Bir ay. Tam bir ay olmuştu bugün. Zaman su gibi akıp geçiyor derler ya hani,gerçekten de öyleydi. Su gibi aktı zaman daha ne olduğunu anlayamadan. Yeni ev yeni bir hayat demekti bence.Yeni hayatımızda bizi neler bekliyordu bilmiyordum ama değişiyorduk farkındaydım. Annem tekrar çalışmaya başlamıştı. Bankacılık okumuştu ve Türkiye'de adı olan bir bankada çalışmaya başlamıştı. Daha pozitif bir insan olmuştu mesela. Bir sorun mu var, büyütmek yerine en kolay çözüm yoluna gidiyordu. Parayı eskisi gibi çok sevmiyordu ya da belli etmiyordu. Fazla yoğundu. Akıcı bir şekilde İngilizce,Fransızca,Almanca ve Arapça konuşuyordu bu yüzden iş seyahatleri fazla oluyordu. Garipti ama bir şekilde yürüyordu. Bende iş arıyordum. Ama insanlar fazla zorluydu. Kolay kolay işe almıyorlardı.
"Gelmedi mi annem hala?" saat akşam on bire çeyrek vardı ve annem hala gelmemişti. Korkuyordum. Farkındaydım aramız hala pek iyi değildi ama yine de endişeleniyordum.Ne kadar kavga edersek edelim o benim annemdi ve ailemden kalan son kişi.
"Yok kuzum hala gelmedi,aradım ama telefonu kapalı." bende aramıştım. Bir saat önce meşgule atmıştı daha sonra aradığımda ise kapalıydı. Çıkıp baksam iyi olacaktı. "Ben bir çıkıp bakayım ha Ayşe Teyze,benden önce gelirse arasın zaten beni." elindeki şişleri bırakıp yanıma geldi. "Olmaz kızım geç oldu saat,başına bir şey gelir Allah korusun. Biraz daha bekleyelim olmadı beraber çıkarız." gelmezdi,kendimi koruyabilirdim. Hem annem eve geldiğinde kimseyi bulamazsa endişelenirdi. "Sen otur Ayşe Teyze ne olacak sanki. Gelirim ben hemen zaten." Ceketimi giyip kapıya ilerledim. Dolapta ayakkabılarımı aldım.
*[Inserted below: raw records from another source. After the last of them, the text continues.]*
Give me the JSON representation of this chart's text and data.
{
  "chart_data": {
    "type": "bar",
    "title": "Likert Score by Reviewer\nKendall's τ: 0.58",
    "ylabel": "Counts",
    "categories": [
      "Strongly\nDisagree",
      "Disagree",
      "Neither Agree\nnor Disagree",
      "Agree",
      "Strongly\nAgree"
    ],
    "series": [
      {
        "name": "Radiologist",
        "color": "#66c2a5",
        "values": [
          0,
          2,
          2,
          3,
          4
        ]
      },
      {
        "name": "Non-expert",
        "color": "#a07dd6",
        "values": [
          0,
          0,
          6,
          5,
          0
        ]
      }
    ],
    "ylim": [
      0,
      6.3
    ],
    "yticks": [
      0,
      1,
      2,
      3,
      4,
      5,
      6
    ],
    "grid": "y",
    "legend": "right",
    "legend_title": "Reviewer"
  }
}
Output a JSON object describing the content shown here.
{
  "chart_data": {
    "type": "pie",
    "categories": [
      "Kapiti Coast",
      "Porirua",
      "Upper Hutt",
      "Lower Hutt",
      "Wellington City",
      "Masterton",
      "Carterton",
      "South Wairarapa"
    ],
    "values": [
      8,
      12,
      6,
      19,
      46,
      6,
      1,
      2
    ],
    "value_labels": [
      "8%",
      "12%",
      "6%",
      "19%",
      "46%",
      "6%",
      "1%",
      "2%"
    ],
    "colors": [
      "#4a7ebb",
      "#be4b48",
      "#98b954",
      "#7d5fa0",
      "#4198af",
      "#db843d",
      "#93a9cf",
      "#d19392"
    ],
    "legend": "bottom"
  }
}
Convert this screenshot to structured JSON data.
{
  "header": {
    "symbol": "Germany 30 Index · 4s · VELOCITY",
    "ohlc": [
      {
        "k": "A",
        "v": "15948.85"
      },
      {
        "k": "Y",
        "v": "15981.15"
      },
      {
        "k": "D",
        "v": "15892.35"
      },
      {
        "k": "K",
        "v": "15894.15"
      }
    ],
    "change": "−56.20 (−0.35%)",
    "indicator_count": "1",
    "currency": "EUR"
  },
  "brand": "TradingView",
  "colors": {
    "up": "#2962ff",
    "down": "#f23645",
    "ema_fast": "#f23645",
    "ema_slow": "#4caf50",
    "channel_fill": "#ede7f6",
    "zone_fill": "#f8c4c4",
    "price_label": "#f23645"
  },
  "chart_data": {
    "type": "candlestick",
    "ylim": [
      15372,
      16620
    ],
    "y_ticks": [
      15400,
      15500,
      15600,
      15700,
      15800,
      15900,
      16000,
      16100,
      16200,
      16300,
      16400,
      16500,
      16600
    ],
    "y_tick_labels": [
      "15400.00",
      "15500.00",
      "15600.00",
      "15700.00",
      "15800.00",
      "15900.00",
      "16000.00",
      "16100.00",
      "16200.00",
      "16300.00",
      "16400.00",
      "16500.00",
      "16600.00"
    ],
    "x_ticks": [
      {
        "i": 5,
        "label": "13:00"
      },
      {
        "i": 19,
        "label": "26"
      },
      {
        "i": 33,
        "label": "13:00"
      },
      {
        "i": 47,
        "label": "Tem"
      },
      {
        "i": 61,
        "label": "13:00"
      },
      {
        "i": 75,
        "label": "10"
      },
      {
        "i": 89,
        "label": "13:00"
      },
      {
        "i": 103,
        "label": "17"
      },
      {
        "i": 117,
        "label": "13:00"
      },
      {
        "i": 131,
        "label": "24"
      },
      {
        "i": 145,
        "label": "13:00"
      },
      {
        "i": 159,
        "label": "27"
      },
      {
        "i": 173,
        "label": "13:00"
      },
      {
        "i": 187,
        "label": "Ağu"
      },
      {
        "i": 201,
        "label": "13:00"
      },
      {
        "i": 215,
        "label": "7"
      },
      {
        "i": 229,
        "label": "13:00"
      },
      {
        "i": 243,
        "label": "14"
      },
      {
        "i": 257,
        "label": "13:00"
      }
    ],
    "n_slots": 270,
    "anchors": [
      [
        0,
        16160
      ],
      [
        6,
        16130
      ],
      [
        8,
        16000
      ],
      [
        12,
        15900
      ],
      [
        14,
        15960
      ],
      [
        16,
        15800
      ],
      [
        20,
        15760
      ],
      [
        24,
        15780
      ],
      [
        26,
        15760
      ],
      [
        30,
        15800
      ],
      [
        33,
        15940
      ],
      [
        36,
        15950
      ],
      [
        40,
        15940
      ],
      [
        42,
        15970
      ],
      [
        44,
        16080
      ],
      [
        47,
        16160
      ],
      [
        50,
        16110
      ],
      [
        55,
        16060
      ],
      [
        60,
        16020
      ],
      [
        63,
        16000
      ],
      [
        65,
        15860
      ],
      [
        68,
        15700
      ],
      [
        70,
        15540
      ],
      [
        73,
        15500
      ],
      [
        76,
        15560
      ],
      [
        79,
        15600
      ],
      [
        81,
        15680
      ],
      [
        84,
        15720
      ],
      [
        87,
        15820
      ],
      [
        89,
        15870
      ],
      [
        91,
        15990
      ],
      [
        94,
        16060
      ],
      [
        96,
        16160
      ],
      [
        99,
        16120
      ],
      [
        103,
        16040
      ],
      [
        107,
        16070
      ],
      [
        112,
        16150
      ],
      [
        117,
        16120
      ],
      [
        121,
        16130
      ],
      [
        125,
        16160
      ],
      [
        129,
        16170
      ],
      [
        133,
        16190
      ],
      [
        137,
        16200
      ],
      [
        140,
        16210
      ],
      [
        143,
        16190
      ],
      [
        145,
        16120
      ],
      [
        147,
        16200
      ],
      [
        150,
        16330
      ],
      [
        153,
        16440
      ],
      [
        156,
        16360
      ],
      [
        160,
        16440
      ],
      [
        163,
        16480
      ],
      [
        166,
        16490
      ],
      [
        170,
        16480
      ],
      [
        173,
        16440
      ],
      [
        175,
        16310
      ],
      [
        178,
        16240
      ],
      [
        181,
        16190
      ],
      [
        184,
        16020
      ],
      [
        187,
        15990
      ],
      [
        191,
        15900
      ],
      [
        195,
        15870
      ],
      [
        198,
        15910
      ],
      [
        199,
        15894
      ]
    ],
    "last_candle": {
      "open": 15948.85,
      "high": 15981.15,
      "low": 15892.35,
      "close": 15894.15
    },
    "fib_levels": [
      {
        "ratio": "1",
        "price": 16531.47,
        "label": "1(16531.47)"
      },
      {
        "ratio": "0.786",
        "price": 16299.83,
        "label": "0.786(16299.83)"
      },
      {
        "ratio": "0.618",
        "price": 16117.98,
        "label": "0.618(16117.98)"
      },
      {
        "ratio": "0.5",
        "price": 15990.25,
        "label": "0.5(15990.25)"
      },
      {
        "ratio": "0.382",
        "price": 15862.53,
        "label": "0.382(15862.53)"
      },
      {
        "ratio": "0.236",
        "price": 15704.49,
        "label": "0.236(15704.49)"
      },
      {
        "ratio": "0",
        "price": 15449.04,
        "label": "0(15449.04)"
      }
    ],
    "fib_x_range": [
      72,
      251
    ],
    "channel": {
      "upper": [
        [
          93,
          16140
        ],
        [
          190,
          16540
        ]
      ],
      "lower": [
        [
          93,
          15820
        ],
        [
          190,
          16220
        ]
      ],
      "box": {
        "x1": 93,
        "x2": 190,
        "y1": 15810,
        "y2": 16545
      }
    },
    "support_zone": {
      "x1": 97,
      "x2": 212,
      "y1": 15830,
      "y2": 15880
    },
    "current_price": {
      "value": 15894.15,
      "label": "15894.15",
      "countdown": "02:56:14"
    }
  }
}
"Kızım bak kız başına çıkma gece gece." cidden nefret ediyordum bu algıdan. Ne demek kız başına çıkma. "Ayşe Teyze,bir şey olmaz! Hem çok saçma değil mi ya? Erkek olsaydım bir problem olmayacaktı ama kadınım değil mi,biri önümü keser mazallah bir zarar verir ve ben kendimi koruyamam. Çıkın şu kafadan artık ya. Hiçbir şey olmaz tamam mı,sen beni bekle geleceğim hemen." Gerçekten nefret ediyordum bu düşünceden.Sırf kadınız diye insanların bize güçsüz,korkak muamelesi yapmasından,bizelere sanki eşyayız gibi davranmalarından nefret ediyordum. Erkek kadından üstün görülmemeliydi ve aynı şekilde kadında erkekten. Hepimiz eşittik ama insanlar bunu inatla anlamak istemiyorlardı.
Ayşe Teyze'nin söylenmeleri eşliğinde çıktım evden. Ellerimi montumun cebine yerleştirdim.Annemin her akşam geldiği yöne doğru yürümeye başladım. Sokak fazla sessizdi.Yaşadığımız yere göre ters bir durumda farkındaydım ama biz arka kısımlarda kalıyorduk. Yarım saatlik bir yürüme mesafesinden sonra şehrin gürültüsüne giriyorduk. Aslında sessizlik daha iyiydi. Gürültüden ne kadar uzaksan o kadar iyiydi bana göre.
Seri adımlarla yürümeye devam ettim. Görünürde kimse yoktu. Ne kadar ilerlersem insan sayısı da o kadar artıyordu.
"Maaa-viiiş" Beklediğimden daha da geç olmuştu ama korkulacak bir şey yoktu. Sesin geldiği yöne çevirdim kafamı.Ses tanıdıktı ve bingo Baran. "Seni bu saatte buralarda görür müydük ya." yaslandığı duvardan doğrulup hafif paytak adımlarla yanıma kadar geldi. Baran güvenlidi,ama ayıkken. "Dur dur söyleme anneni arıyorsun değil mi?" ağır hareketlerle tüm bedenimi ona çevirdim.
"Nerede?" işaret parmağı ile saçlarımın ucuyla oynamaya başladı. Ufak bir hareketle bedenimi bir kaç adım geri çektim. Başını kaldırmadan sırıtmaya devam etti.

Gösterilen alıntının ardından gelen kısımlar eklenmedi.